La arqueología continúa desvelando los misterios de las antiguas civilizaciones que habitaron el actual territorio peruano. En un reciente proyecto de investigación llevado a cabo en la región de Áncash, se están obteniendo valiosos datos sobre la vida cotidiana y la organización social de la sociedad Huaylas, que floreció en el Callejón de Huaylas durante el Periodo Intermedio Tardío. Este esfuerzo académico, que se desarrolla en la Cordillera Negra, busca enriquecer nuestro entendimiento sobre estas poblaciones prehispánicas.

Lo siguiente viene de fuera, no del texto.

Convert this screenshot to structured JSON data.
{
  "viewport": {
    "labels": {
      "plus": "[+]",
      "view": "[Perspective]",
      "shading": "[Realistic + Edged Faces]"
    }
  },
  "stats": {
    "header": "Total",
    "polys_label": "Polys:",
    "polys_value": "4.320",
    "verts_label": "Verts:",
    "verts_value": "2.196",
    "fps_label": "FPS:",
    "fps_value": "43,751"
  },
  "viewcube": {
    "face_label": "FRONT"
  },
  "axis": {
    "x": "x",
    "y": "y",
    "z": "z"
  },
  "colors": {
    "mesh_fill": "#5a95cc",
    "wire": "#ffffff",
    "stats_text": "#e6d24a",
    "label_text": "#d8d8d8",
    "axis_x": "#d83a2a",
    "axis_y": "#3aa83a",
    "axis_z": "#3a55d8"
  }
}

El equipo de investigación, conformado por académicos, docentes y estudiantes de la Universidad Nacional Santiago Antúnez de Mayolo (Unasam), se dedica a realizar excavaciones sistemáticas que permiten el análisis de materiales arqueológicos. Este enfoque integral no solo busca rescatar artefactos del pasado, sino también complementarlos con información histórica proveniente de documentos de la época, permitiendo así una visión más completa de la cultura Huaylas. La labor se desarrolla con el respaldo de la población local, lo que resalta la importancia de la colaboración comunitaria en el ámbito de la investigación científica.
El proyecto, titulado "Los contextos domésticos y las dinámicas socioculturales de las sociedades del Callejón de Huaylas durante el Periodo Intermedio Tardío en la Cordillera Negra–Huaraz", se centra en cinco sitios arqueológicos específicos dentro de la Comunidad Campesina de Huamarín. Este enfoque permite a los investigadores no solo descubrir artefactos, sino también comprender las interacciones sociales y económicas que daban forma a la vida de los antiguos habitantes de la región. La dirección del proyecto está a cargo del Mag. Ilder Cruz Mostacero, quien ha destacado la relevancia de generar evidencias científicas que ayuden a contextualizar la historia de la sociedad Huaylas.
La investigación ha sido autorizada por el Ministerio de Cultura mediante una resolución oficial, que permite la realización de estudios arqueológicos por un período de un año. Esta autorización formal es crucial para garantizar que las excavaciones se realicen de acuerdo con los estándares científicos y éticos, lo que asegura la preservación del patrimonio cultural. Las actividades de campo incluyen no solo excavaciones, sino también el registro detallado de cada hallazgo, lo que resulta fundamental para las futuras evaluaciones y análisis dentro del marco científico.
Uno de los aspectos más significativos de este proyecto es la formación académica que brinda a los estudiantes involucrados. La participación directa de futuros profesionales en el ámbito de la arqueología no solo contribuye a su desarrollo personal y profesional, sino que también enriquece el acervo científico regional. Esta conexión entre la educación y la investigación es esencial para el avance del conocimiento arqueológico en Perú, donde la historia y la cultura son vastas y complejas.
El Mag. Ilder Cruz Mostacero ha subrayado que uno de los principales objetivos es profundizar en el entendimiento de la sociedad Huaylas a través de las evidencias recolectadas. La información obtenida de excavaciones arqueológicas se considera fundamental para conocer mejor las dinámicas sociales, económicas y culturales de esta antigua civilización. A medida que el proyecto avanza, se espera que se revelen nuevos hallazgos que no solo resalten la importancia de la sociedad Huaylas, sino que también aporten un valor significativo al conocimiento histórico de la región y del país en su conjunto.